In the final week of 2020, Nakamura advanced to and began the knockout stage of the Airthings Masters, the second event of World Champion GM Magnus Carlsen’s online Champions Chess Tour. As the third seed in the 8-player bracket, Nakamura was paired with Armenian GM Levon Aronian – and not everything went according to the American’s plan.
In the two-day, two-set quarterfinal match, Nakamura dropped the first day on Tuesday, December 29 by a score of 2.5-1.5, setting up a must-win situation that did not materialize on Wednesday. There, the American lost the first two games, ensuring at least a draw for Aronian in the four-game set and ultimately the match win for the Armenian -- and with that, Nakamura resigned and disconnected from Airthings.
And seconds later, reappeared on his Twitch.TV channel, joining sidekicks IM Levy Rozman and Hungarian IM Anna Rudolf who were commenting on the quarterfinal games and holding a massive fundraiser. In four hours of commentary across the match, Team Hikaru raised more than $350,000 for CARE (Cooperative for Assistance and Relief Everywhere), an international humanitarian agency fighting global poverty and world hunger.
"The growth of chess was one of the few positives of 2020, and I think it is our duty as the game’s ambassadors to set a positive example and give back to people who need it most,” Rozman said. “The day of the stream, the chat was absolutely electric. We shattered our initial expectations by 250% and the community was excited to keep pushing for a higher goal. We are growing the game of chess and trying to help humanity—can there be a better job?"
The effort proved a massive upgrade from October, when Nakamura raised $8,000 for Doctors without Borders in a 77-board online simul. This time, making use of the super-GM’s global notoriety, Team Hikaru pulled in over 885,000 viewers and collected a huge amount of small donations – the largest was $2,000 and only eight people donated $1,000 or more.
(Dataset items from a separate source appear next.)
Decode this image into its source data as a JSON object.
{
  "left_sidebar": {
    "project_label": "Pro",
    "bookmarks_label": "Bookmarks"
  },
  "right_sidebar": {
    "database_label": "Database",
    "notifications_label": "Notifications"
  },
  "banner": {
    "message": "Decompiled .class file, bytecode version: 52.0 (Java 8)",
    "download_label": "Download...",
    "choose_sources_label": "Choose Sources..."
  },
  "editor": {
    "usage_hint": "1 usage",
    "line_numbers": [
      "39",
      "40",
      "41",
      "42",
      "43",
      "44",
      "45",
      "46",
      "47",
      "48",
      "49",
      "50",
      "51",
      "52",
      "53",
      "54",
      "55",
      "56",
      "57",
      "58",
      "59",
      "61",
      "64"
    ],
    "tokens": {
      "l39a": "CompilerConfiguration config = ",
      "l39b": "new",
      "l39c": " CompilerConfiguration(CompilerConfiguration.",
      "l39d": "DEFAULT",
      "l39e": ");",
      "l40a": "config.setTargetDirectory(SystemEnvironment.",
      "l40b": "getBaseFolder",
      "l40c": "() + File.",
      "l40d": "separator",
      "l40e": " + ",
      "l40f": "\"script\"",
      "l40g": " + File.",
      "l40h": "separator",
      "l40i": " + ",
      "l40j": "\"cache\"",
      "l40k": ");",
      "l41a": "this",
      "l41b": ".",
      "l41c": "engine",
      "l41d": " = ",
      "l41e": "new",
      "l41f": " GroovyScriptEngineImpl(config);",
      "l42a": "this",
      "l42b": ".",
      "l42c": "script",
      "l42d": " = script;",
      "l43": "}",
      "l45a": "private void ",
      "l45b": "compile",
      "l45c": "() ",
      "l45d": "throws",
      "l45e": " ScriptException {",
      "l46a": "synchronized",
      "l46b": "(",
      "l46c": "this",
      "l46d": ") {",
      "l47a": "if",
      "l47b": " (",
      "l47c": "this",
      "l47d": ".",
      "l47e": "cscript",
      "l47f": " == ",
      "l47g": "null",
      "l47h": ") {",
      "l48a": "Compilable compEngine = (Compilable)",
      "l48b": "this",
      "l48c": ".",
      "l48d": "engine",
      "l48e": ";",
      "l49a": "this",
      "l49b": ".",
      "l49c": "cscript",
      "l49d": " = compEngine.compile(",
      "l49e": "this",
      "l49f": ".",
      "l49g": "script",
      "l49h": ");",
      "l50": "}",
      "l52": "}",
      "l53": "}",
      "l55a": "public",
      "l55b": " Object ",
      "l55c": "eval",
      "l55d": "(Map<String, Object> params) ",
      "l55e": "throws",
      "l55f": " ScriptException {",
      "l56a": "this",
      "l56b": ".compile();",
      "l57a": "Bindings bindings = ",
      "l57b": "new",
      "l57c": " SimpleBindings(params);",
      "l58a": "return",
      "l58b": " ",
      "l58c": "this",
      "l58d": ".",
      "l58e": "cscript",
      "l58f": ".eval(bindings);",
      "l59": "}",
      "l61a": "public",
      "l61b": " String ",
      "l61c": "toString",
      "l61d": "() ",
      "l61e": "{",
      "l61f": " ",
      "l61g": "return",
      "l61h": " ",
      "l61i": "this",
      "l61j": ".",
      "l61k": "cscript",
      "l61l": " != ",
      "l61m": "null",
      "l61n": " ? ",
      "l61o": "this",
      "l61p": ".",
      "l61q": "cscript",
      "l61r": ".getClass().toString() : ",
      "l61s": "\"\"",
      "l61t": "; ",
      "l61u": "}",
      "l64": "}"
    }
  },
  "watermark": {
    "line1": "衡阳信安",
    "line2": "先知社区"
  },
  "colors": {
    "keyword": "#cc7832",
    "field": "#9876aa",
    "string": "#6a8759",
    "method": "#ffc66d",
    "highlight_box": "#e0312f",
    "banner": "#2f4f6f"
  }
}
The fundraiser is still ongoing and, as of Monday, is now just under $360,000.
"I'm incredibly proud of Anna and Levy for running this charity stream, and thrilled that [manager] ‘Chessbae’ set up the details and helped run the event,” Nakamura said. “I was astonished that the stream raised over $350k in four hours and because of the success, we all hope to do it again. It's our goal to raise 3 million US through the length of the Champions Chess Tour. It's a high goal, but I think we can make it."
Back at Airthings, Nakamura was not the only master to suffer an early exit, as his bow-out was matched by the other event favorites: both US Chess Champion GM Wesley So and the World Champion himself were shown the door in the quarterfinals Wednesday. Carlsen was knocked out by Russian GM Daniil Dubov, and So went the distance with French GM Maxime Vachier-Lagrave. After splitting two sets of regulation games, then splitting a pair of blitz overtime games, So in the Armageddon playoff could only draw with the white pieces, eliminating him from the tournament.
After beating Nakamura, Aronian went on to defeat MVL in the semis, but lost in the finals to tournament winner Azerbaijani GM Teimour Radjabov. All eight players in the Airthings knockout bracket earned automatic invitations to the next Champions Tour event in February.